Modus ini menyusup melalui tampilan situs yang menyerupai laman resmi Kejaksaan RI, lengkap dengan ajakan membayar denda secara cepat dan mudah.
Salah satu ciri utama dari penipuan ini adalah penggunaan domain mencurigakan seperti “.cc”, yang bukan merupakan domain resmi pemerintah Indonesia.
Situs tersebut biasanya meminta pengguna memasukkan nomor plat kendaraan untuk mengecek status tilang, lalu menampilkan notifikasi denda yang belum dibayar, disertai tautan pembayaran palsu.
Pesan-pesan semacam ini kerap dikirim melalui SMS atau aplikasi pesan instan, dengan nada mendesak seperti “Segera bayar agar terhindar dari biaya ekstra & masalah hukum lebih lanjut.” Tujuannya jelas: menciptakan kepanikan agar korban segera melakukan pembayaran tanpa sempat melakukan verifikasi.
Padahal, situs resmi E-Tilang milik Kejaksaan RI menggunakan domain “.go.id”, yang menandakan keaslian dan keamanan situs pemerintah. Masyarakat diimbau untuk selalu memeriksa keabsahan tautan sebelum melakukan transaksi, serta tidak tergoda oleh janji kemudahan yang ditawarkan situs tidak resmi.
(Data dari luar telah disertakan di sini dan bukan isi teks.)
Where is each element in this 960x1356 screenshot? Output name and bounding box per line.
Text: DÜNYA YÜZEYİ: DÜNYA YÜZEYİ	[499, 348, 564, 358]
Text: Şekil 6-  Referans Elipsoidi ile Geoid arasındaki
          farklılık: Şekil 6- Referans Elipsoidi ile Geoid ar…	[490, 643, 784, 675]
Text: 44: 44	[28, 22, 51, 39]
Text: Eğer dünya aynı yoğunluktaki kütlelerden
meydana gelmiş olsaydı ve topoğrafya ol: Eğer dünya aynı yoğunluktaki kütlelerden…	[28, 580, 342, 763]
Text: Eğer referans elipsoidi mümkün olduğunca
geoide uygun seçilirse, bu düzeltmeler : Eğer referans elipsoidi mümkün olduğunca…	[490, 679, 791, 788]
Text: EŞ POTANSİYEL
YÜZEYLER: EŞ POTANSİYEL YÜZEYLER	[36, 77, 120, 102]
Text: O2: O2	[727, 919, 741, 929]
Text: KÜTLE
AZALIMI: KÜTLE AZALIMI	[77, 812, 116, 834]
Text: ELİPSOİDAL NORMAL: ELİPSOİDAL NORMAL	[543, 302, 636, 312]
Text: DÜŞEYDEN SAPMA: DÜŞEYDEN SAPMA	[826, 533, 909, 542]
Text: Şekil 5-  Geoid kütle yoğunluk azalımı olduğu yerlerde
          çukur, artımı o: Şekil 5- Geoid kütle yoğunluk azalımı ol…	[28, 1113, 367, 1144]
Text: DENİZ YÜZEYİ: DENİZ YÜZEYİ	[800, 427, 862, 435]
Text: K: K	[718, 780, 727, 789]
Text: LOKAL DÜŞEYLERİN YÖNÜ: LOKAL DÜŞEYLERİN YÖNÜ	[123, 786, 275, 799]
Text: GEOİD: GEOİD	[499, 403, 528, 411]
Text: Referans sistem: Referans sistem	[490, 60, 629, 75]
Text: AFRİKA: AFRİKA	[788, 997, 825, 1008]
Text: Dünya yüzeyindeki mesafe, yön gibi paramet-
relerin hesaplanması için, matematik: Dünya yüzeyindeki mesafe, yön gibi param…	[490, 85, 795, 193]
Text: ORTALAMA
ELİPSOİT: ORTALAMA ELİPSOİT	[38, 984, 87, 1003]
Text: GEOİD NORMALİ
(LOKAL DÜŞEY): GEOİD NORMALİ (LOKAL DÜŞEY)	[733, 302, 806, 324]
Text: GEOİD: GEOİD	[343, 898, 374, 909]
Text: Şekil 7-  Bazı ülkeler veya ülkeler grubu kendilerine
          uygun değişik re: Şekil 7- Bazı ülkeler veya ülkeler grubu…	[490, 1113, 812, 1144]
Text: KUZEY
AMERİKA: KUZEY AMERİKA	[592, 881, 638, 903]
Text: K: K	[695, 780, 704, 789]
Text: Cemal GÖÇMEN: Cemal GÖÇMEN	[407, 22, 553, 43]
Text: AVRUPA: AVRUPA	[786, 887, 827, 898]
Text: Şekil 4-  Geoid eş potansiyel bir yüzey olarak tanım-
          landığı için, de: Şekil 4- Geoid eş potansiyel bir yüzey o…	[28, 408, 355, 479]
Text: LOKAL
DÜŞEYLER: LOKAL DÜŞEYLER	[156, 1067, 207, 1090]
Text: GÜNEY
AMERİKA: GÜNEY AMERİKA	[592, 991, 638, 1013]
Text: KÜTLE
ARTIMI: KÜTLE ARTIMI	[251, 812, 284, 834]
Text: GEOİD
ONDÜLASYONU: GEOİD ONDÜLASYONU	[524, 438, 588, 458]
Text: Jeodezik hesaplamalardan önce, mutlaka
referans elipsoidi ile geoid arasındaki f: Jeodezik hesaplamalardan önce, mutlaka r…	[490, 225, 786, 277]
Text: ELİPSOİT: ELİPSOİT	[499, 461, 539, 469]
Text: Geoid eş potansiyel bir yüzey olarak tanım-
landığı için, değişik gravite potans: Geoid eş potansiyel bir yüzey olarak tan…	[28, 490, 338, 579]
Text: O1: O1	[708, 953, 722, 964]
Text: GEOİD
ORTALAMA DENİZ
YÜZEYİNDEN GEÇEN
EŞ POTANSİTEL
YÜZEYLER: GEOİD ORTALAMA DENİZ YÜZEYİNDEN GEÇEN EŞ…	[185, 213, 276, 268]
Kejaksaan RI sendiri telah mengingatkan bahwa batas waktu penyelesaian denda tilang adalah dua tahun. Masyarakat juga berhak mendapatkan kembali sisa uang titipan jika nominal putusan pengadilan lebih rendah dari yang telah dibayarkan. Informasi ini hanya dapat diakses melalui kanal resmi pemerintah.
Modus penipuan digital semacam ini menegaskan pentingnya literasi digital dan kewaspadaan publik dalam menghadapi transformasi layanan berbasis teknologi. Jangan sampai niat membayar denda tilang justru berujung pada kerugian finansial akibat jebakan siber.
Hingga berita ini diterbitkan, belum ada keterangan resmi dari pihak berwenang terkait penyebaran situs palsu tersebut.